A veces, la ansiedad ante una entrevista laboral puede hacernos caer en errores, por ejemplo: sobreproducirnos. Expresar nuestra realidad desde la vestimenta es un primer paso para ser verdaderos y genuinos.

Ya sea porque se abre esa oportunidad tan ansiada o porque el futuro económico depende mucho del éxito al conseguir ese trabajo, siempre la noticia de tener en los próximos días una entrevista laboral es un hito en la agenda de todos. Sin importar de qué género seamos, el dilema de cómo ir vestidos ese día lo tenemos todos: voy con mi ropa, me compro algo nuevo, paso primero por la peluquería. Estas son algunas de las opciones que entran en juego, pero ¿vale la pena sobreproducirse?

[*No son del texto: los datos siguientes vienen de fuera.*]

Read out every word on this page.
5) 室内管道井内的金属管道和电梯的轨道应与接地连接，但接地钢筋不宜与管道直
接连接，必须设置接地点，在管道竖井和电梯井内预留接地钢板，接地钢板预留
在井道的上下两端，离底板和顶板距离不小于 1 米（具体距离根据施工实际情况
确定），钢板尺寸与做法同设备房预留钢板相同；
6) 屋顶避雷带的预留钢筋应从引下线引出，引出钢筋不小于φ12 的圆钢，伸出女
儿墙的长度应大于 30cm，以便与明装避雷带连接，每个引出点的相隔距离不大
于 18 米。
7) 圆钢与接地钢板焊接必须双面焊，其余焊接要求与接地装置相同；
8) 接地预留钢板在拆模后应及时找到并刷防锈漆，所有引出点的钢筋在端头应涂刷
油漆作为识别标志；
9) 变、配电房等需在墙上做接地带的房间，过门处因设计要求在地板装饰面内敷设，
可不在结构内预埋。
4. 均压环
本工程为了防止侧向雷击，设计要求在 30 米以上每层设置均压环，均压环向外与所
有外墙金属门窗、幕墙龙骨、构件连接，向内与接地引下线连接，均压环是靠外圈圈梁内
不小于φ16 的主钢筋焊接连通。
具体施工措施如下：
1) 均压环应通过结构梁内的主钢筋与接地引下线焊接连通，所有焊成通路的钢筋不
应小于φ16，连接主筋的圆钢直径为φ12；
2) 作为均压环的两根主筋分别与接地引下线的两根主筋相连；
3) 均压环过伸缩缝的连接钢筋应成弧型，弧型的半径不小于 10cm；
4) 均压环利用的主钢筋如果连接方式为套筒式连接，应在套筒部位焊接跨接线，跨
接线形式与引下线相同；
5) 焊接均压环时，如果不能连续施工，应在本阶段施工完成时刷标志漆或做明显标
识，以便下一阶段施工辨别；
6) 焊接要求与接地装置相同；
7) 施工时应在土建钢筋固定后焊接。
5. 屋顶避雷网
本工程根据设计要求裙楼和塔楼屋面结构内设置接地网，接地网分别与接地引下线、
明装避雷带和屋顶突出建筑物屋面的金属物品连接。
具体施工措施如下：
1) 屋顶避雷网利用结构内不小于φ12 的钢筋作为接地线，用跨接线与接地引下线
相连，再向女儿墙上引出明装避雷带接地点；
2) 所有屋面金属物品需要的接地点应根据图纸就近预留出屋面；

Lo más importante es que sea un atuendo que te haga sentir cómodo, que te permita moverte al hablar y que no requiera de tu atención constante. Por ejemplo, una remera muy corta que te obligue a bajarla a cada rato, casi como si tuvieras un tic, no es recomendable. Ahora, ir con ropa placentera no significa ir con un look deportivo, salvo que optes por una de las opciones modernas que combinan vestidos formales con zapatillas o saco sport y unos zapatos informales.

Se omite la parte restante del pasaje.